St John is demanding the Government come to its aid to keep the vital ambulance service running.
The charity is facing a multi-million dollar deficit, and is receiving mixed messages from the Government.
St John say they have reached crisis point and have had enough.
CEO Peter Bradley said it was "absolutely right the Government steps in right now and does the right thing for us...enough is enough, now is the time to sort it out".
The Government currently funds 72 per cent of operating costs through the Ministry of Health and ACC. The other 28 per cent, about $65 million, comes from ambulance charges and fundraising.
Intensive care paramedic Niki Logan said they are not a "nice to have" service.

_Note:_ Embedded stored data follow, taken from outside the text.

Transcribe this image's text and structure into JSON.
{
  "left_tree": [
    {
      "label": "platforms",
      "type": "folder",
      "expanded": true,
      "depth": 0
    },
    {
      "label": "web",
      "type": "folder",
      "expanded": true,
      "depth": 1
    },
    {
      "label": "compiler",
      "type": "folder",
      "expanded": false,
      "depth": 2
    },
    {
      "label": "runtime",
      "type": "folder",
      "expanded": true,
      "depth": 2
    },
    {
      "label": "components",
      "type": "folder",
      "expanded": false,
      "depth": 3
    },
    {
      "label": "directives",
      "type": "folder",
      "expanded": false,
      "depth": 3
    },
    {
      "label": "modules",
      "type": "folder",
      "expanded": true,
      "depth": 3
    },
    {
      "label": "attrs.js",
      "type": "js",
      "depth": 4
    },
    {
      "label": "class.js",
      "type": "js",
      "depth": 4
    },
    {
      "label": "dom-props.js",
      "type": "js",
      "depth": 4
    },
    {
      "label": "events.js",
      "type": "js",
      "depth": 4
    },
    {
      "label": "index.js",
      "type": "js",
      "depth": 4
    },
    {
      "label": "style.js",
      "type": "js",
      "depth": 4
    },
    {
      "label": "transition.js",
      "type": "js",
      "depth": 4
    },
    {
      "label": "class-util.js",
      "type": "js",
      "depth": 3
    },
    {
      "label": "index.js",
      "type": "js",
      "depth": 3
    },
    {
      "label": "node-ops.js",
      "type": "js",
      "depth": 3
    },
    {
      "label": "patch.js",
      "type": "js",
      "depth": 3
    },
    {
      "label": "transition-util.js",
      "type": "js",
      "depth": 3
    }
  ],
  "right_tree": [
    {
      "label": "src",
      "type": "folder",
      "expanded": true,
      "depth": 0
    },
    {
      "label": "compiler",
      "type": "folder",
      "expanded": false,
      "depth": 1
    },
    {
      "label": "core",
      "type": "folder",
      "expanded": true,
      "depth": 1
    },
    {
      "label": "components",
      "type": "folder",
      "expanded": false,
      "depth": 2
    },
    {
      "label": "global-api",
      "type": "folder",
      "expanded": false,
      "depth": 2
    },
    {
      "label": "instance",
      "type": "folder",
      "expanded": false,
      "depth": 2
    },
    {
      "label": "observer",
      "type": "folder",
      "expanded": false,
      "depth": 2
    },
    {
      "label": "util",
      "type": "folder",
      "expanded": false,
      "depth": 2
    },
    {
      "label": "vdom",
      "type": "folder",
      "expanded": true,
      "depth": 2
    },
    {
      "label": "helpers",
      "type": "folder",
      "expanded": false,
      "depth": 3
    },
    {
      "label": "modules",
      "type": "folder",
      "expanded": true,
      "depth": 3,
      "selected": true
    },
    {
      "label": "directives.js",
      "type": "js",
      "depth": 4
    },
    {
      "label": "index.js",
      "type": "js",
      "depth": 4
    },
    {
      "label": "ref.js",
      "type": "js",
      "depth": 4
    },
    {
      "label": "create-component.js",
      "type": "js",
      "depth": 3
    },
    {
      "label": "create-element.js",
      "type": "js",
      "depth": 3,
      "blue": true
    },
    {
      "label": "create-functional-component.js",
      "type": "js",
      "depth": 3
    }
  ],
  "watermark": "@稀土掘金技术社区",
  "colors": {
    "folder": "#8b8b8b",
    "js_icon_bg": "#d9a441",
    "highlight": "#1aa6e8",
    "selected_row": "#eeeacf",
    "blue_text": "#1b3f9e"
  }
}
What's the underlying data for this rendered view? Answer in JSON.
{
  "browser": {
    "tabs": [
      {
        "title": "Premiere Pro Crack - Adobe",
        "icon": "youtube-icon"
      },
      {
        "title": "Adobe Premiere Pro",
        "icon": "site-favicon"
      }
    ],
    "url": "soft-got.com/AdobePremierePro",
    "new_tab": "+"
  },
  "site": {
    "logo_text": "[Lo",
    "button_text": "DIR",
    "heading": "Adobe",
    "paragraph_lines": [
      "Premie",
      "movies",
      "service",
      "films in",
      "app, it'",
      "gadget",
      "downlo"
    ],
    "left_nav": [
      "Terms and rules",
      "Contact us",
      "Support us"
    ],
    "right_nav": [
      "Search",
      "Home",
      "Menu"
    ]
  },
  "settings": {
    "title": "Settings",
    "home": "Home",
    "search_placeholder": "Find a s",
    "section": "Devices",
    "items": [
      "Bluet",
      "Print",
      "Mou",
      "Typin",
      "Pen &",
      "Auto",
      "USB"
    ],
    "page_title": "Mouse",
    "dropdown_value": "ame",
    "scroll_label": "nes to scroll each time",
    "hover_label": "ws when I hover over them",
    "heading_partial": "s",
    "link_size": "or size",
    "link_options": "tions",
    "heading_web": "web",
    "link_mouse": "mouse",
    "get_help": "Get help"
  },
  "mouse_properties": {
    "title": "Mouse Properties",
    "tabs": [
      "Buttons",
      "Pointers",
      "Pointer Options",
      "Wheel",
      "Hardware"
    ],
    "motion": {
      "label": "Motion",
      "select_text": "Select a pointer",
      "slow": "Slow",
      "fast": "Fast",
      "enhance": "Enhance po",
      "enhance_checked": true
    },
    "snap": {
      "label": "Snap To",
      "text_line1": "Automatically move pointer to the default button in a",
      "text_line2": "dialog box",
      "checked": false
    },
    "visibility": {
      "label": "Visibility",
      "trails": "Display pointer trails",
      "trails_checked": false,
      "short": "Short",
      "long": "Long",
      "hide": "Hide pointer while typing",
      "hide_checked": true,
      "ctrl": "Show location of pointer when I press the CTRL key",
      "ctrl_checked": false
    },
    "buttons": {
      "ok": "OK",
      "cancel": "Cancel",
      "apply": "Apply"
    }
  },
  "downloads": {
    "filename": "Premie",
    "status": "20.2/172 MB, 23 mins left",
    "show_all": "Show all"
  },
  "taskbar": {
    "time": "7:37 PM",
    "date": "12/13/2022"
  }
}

"We're an essential service ... we shouldn't have to be rattling buckets."
Health Minister David Clark said he was not unsympathetic to the calls from St John.
"They do a great job, but there are a lot of calls on the health dollar."
Mr Bradley said that was not acceptable and they could not wait another two years for full funding.
St John is currently facing a $10 million deficit and made a call in February to increase staff and ambulance numbers in Christchurch, proven crucial in the frontline response to the March 15 terrorist attack.
Deputy Prime Minister Winston Peters said the service was a "really critical and essential service around the country".
When asked if NZ First's view on full funding Mr Peters said, "Are we looking at it seriously? Yes we are."
"Do they deserve a better go? Yes they do, most definitely."